Moments after the announcement, two key Republicans declared the administration is “blatantly breaking the law” – a law that President Obama signed – by implementing the changes.
“This is not a difference of opinion over statutory interpretation, it is a clear contradiction of the law and the agreement we reached with the White House,” House Homeland Security Committee Chairman Michael McCaul, R-Texas, and Rep. Candice Miller, R-Mich., author of the bill, said in a statement.
The revised requirements announced Thursday pertain to changes passed by Congress in the Visa Waiver Program.
Lawmakers had sought new restrictions to tighten up the program – which allows visa-free travel for residents of eligible countries -- in order to prevent Europeans who have joined ISIS from entering the United States. Under the newly passed Visa Waiver Improvement and Terrorist Travel Prevention Act of 2015, nationals of Iraq, Iran, Syria and Sudan as well as other travelers who have visited those countries since Mar. 1, 2011 now must apply for a visa in order to travel to the U.S.
The administration implemented those changes Thursday -- but with some changes of its own.
Under the revised requirements, some Europeans who have traveled to those four countries in the last five years may still be allowed to travel to the United States without obtaining a visa if they meet certain criteria.
The administration announced it will use its waiver authority -- granted to it in the legislation -- to give waivers to travelers who traveled to the terror hotspots as journalists, for work with humanitarian agencies or on behalf of international organizations, regional organizations and sub-national governments on official duty.
Further, an additional waiver was announced for people who have traveled to Iran “for legitimate business-related purposes” since the conclusion of the Iran nuclear deal in July.
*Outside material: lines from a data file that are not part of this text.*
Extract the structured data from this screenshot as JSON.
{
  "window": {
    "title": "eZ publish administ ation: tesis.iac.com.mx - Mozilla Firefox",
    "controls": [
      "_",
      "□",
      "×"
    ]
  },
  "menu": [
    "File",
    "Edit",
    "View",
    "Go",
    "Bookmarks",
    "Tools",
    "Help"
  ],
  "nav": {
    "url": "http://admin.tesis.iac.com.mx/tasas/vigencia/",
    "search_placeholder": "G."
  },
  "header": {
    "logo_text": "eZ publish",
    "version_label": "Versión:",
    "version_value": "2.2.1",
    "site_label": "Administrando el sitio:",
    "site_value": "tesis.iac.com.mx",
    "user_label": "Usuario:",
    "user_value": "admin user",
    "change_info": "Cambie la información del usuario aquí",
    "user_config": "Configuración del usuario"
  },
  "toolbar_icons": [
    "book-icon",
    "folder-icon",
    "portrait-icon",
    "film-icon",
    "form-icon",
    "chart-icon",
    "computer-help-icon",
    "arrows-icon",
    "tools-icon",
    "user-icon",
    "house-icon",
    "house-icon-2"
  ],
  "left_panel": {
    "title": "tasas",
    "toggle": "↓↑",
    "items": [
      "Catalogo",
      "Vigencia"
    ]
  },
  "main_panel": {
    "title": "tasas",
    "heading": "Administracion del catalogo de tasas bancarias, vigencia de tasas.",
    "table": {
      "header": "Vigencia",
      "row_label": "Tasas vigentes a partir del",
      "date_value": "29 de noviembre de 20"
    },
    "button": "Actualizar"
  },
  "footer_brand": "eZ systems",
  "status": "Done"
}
The administration offers waivers for individuals who have traveled to Iraq for business as well.
Republicans reacted angrily to the waivers, saying the Obama administration had exploited the limited authority and has compromised national security.
“President Obama and his administration’s decision to abuse their limited waiver authority and allow scores of people who have traveled to or are dual nationals of countries like Iraq and Syria flies in the face of reason and congressional intent,” House Judiciary Committee Chairman Bob Goodlatte, R-Va., said in a statement.
“The Obama Administration is essentially rewriting the law by blowing wide open a small window of discretion that Congress gave it for law enforcement and national security reasons,” Goodlatte said.
Under the visa program itself, citizens of 38 countries, mostly in Europe, are generally allowed to travel to the United States without applying for a visa. But they still have to submit biographical information to the Electronic System for Travel Authorization, or ESTA.
The Homeland Security Department said waivers for some ESTA applicants will be granted on a "case-by-case" basis. Those travelers who are denied visa-free travel can still apply for visa through a U.S. embassy in their home country.
The new restrictions had previously been criticized by the Iranian government which suggested the U.S. might be violating the nuclear deal by penalizing legitimate business travel to the country.
The Associated Press contributed to this report.